According to the 2010 Dietary Guidelines for Americans, consuming at least 2 1/2 cups of vegetables and fruits per day is associated with a reduced risk of cardiovascular disease, including heart attack and stroke. Some vegetables and fruits may be protective against certain types of cancer. In addition, regular bouts of moderate-to-vigorous physical activity can help to control body weight and reduce the risk of cardiovascular disease, type 2 diabetes, and some cancers.
Overweight and obese individuals are at increased risk for many chronic health conditions. Even modest weight loss, such as 5-10 % of total body weight, is likely to produce health benefits.
Findings from the 2011 Chronic Disease in Nebraska report indicate that:
- Fewer than 1 in 4 Nebraska adults consume more than 5 or more servings of fruits and vegetables per day.

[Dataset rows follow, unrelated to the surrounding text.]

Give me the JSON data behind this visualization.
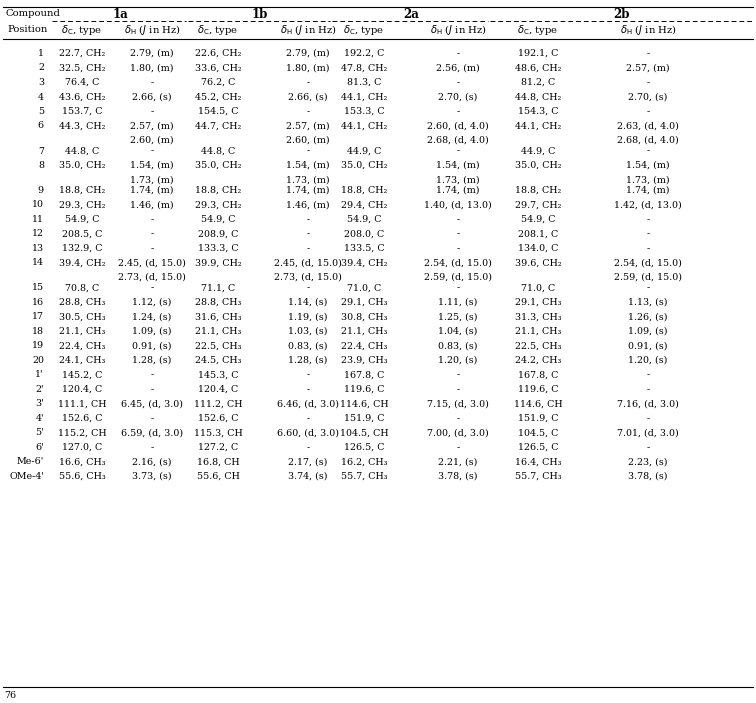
{
  "compound_headers": [
    "1a",
    "1b",
    "2a",
    "2b"
  ],
  "rows": [
    [
      "1",
      "22.7, CH₂",
      "2.79, (m)",
      "22.6, CH₂",
      "2.79, (m)",
      "192.2, C",
      "-",
      "192.1, C",
      "-"
    ],
    [
      "2",
      "32.5, CH₂",
      "1.80, (m)",
      "33.6, CH₂",
      "1.80, (m)",
      "47.8, CH₂",
      "2.56, (m)",
      "48.6, CH₂",
      "2.57, (m)"
    ],
    [
      "3",
      "76.4, C",
      "-",
      "76.2, C",
      "-",
      "81.3, C",
      "-",
      "81.2, C",
      "-"
    ],
    [
      "4",
      "43.6, CH₂",
      "2.66, (s)",
      "45.2, CH₂",
      "2.66, (s)",
      "44.1, CH₂",
      "2.70, (s)",
      "44.8, CH₂",
      "2.70, (s)"
    ],
    [
      "5",
      "153.7, C",
      "-",
      "154.5, C",
      "-",
      "153.3, C",
      "-",
      "154.3, C",
      "-"
    ],
    [
      "6",
      "44.3, CH₂",
      "2.57, (m)",
      "44.7, CH₂",
      "2.57, (m)",
      "44.1, CH₂",
      "2.60, (d, 4.0)",
      "44.1, CH₂",
      "2.63, (d, 4.0)"
    ],
    [
      "__cont__",
      "",
      "2.60, (m)",
      "",
      "2.60, (m)",
      "",
      "2.68, (d, 4.0)",
      "",
      "2.68, (d, 4.0)"
    ],
    [
      "7",
      "44.8, C",
      "-",
      "44.8, C",
      "-",
      "44.9, C",
      "-",
      "44.9, C",
      "-"
    ],
    [
      "8",
      "35.0, CH₂",
      "1.54, (m)",
      "35.0, CH₂",
      "1.54, (m)",
      "35.0, CH₂",
      "1.54, (m)",
      "35.0, CH₂",
      "1.54, (m)"
    ],
    [
      "__cont__",
      "",
      "1.73, (m)",
      "",
      "1.73, (m)",
      "",
      "1.73, (m)",
      "",
      "1.73, (m)"
    ],
    [
      "9",
      "18.8, CH₂",
      "1.74, (m)",
      "18.8, CH₂",
      "1.74, (m)",
      "18.8, CH₂",
      "1.74, (m)",
      "18.8, CH₂",
      "1.74, (m)"
    ],
    [
      "10",
      "29.3, CH₂",
      "1.46, (m)",
      "29.3, CH₂",
      "1.46, (m)",
      "29.4, CH₂",
      "1.40, (d, 13.0)",
      "29.7, CH₂",
      "1.42, (d, 13.0)"
    ],
    [
      "11",
      "54.9, C",
      "-",
      "54.9, C",
      "-",
      "54.9, C",
      "-",
      "54.9, C",
      "-"
    ],
    [
      "12",
      "208.5, C",
      "-",
      "208.9, C",
      "-",
      "208.0, C",
      "-",
      "208.1, C",
      "-"
    ],
    [
      "13",
      "132.9, C",
      "-",
      "133.3, C",
      "-",
      "133.5, C",
      "-",
      "134.0, C",
      "-"
    ],
    [
      "14",
      "39.4, CH₂",
      "2.45, (d, 15.0)",
      "39.9, CH₂",
      "2.45, (d, 15.0)",
      "39.4, CH₂",
      "2.54, (d, 15.0)",
      "39.6, CH₂",
      "2.54, (d, 15.0)"
    ],
    [
      "__cont__",
      "",
      "2.73, (d, 15.0)",
      "",
      "2.73, (d, 15.0)",
      "",
      "2.59, (d, 15.0)",
      "",
      "2.59, (d, 15.0)"
    ],
    [
      "15",
      "70.8, C",
      "-",
      "71.1, C",
      "-",
      "71.0, C",
      "-",
      "71.0, C",
      "-"
    ],
    [
      "16",
      "28.8, CH₃",
      "1.12, (s)",
      "28.8, CH₃",
      "1.14, (s)",
      "29.1, CH₃",
      "1.11, (s)",
      "29.1, CH₃",
      "1.13, (s)"
    ],
    [
      "17",
      "30.5, CH₃",
      "1.24, (s)",
      "31.6, CH₃",
      "1.19, (s)",
      "30.8, CH₃",
      "1.25, (s)",
      "31.3, CH₃",
      "1.26, (s)"
    ],
    [
      "18",
      "21.1, CH₃",
      "1.09, (s)",
      "21.1, CH₃",
      "1.03, (s)",
      "21.1, CH₃",
      "1.04, (s)",
      "21.1, CH₃",
      "1.09, (s)"
    ],
    [
      "19",
      "22.4, CH₃",
      "0.91, (s)",
      "22.5, CH₃",
      "0.83, (s)",
      "22.4, CH₃",
      "0.83, (s)",
      "22.5, CH₃",
      "0.91, (s)"
    ],
    [
      "20",
      "24.1, CH₃",
      "1.28, (s)",
      "24.5, CH₃",
      "1.28, (s)",
      "23.9, CH₃",
      "1.20, (s)",
      "24.2, CH₃",
      "1.20, (s)"
    ],
    [
      "1'",
      "145.2, C",
      "-",
      "145.3, C",
      "-",
      "167.8, C",
      "-",
      "167.8, C",
      "-"
    ],
    [
      "2'",
      "120.4, C",
      "-",
      "120.4, C",
      "-",
      "119.6, C",
      "-",
      "119.6, C",
      "-"
    ],
    [
      "3'",
      "111.1, CH",
      "6.45, (d, 3.0)",
      "111.2, CH",
      "6.46, (d, 3.0)",
      "114.6, CH",
      "7.15, (d, 3.0)",
      "114.6, CH",
      "7.16, (d, 3.0)"
    ],
    [
      "4'",
      "152.6, C",
      "-",
      "152.6, C",
      "-",
      "151.9, C",
      "-",
      "151.9, C",
      "-"
    ],
    [
      "5'",
      "115.2, CH",
      "6.59, (d, 3.0)",
      "115.3, CH",
      "6.60, (d, 3.0)",
      "104.5, CH",
      "7.00, (d, 3.0)",
      "104.5, C",
      "7.01, (d, 3.0)"
    ],
    [
      "6'",
      "127.0, C",
      "-",
      "127.2, C",
      "-",
      "126.5, C",
      "-",
      "126.5, C",
      "-"
    ],
    [
      "Me-6'",
      "16.6, CH₃",
      "2.16, (s)",
      "16.8, CH",
      "2.17, (s)",
      "16.2, CH₃",
      "2.21, (s)",
      "16.4, CH₃",
      "2.23, (s)"
    ],
    [
      "OMe-4'",
      "55.6, CH₃",
      "3.73, (s)",
      "55.6, CH",
      "3.74, (s)",
      "55.7, CH₃",
      "3.78, (s)",
      "55.7, CH₃",
      "3.78, (s)"
    ]
  ],
  "footer": "76",
  "bg_color": "#ffffff",
  "text_color": "#000000",
  "line_color": "#000000"
}
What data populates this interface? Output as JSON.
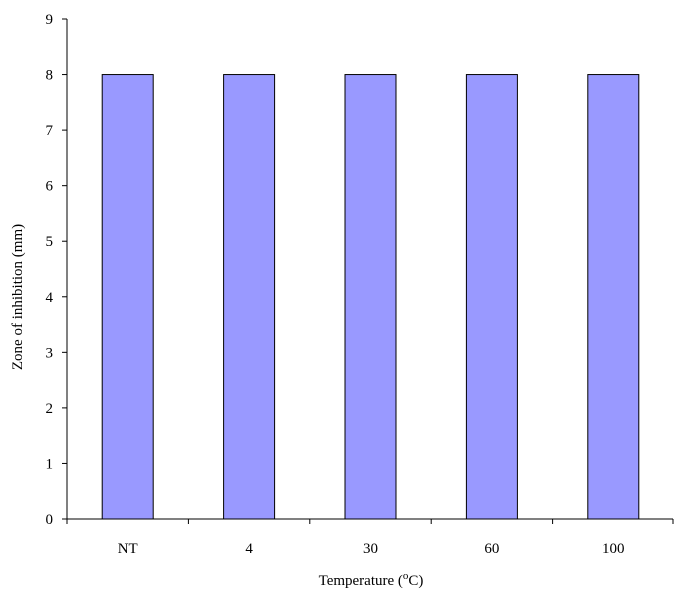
{
  "chart_data": {
    "type": "bar",
    "categories": [
      "NT",
      "4",
      "30",
      "60",
      "100"
    ],
    "values": [
      8,
      8,
      8,
      8,
      8
    ],
    "title": "",
    "xlabel_prefix": "Temperature  (",
    "xlabel_superscript": "o",
    "xlabel_suffix": "C)",
    "ylabel": "Zone  of inhibition  (mm)",
    "ylim": [
      0,
      9
    ],
    "yticks": [
      0,
      1,
      2,
      3,
      4,
      5,
      6,
      7,
      8,
      9
    ],
    "grid": false,
    "legend": "none",
    "colors": {
      "bar_fill": "#9999ff",
      "bar_stroke": "#000000",
      "axis": "#000000"
    }
  }
}
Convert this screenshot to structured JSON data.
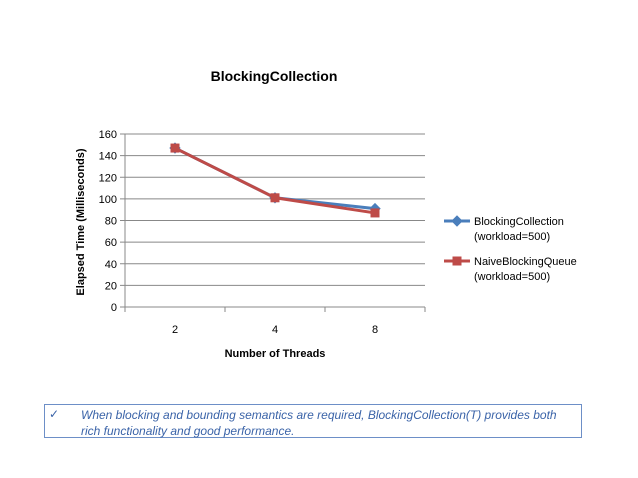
{
  "chart_data": {
    "type": "line",
    "title": "BlockingCollection",
    "xlabel": "Number of Threads",
    "ylabel": "Elapsed Time (Milliseconds)",
    "categories": [
      "2",
      "4",
      "8"
    ],
    "ylim": [
      0,
      160
    ],
    "yticks": [
      0,
      20,
      40,
      60,
      80,
      100,
      120,
      140,
      160
    ],
    "grid": true,
    "legend_position": "right",
    "series": [
      {
        "name": "BlockingCollection",
        "legend_line2": "(workload=500)",
        "values": [
          147,
          101,
          91
        ],
        "color": "#4a7ebb",
        "marker": "diamond"
      },
      {
        "name": "NaiveBlockingQueue",
        "legend_line2": "(workload=500)",
        "values": [
          147,
          101,
          87
        ],
        "color": "#be4b48",
        "marker": "square"
      }
    ]
  },
  "note": {
    "check": "✓",
    "text": "When blocking and bounding semantics are required, BlockingCollection(T) provides both rich functionality and good performance."
  }
}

- Nearly 1 in 3 Nebraska adults do not meet the recommended guidelines for physical activity.
- Nearly 2 in 3 Nebraska adults are overweight or obese.
- About 1 in 4 Nebraska adults have been diagnosed with high blood pressure.
- In 2009, acute myocardial infarctions accounted for almost 2,700 hospitalizations among Nebraska residents, while strokes accounted for another 3,400 hospitalizations.
- Nearly 1 in 10 Nebraska adults has been diagnosed with diabetes.
- Among Nebraska adults, diabetes is about seven times more likely among those who are obese compared to those of normal weight.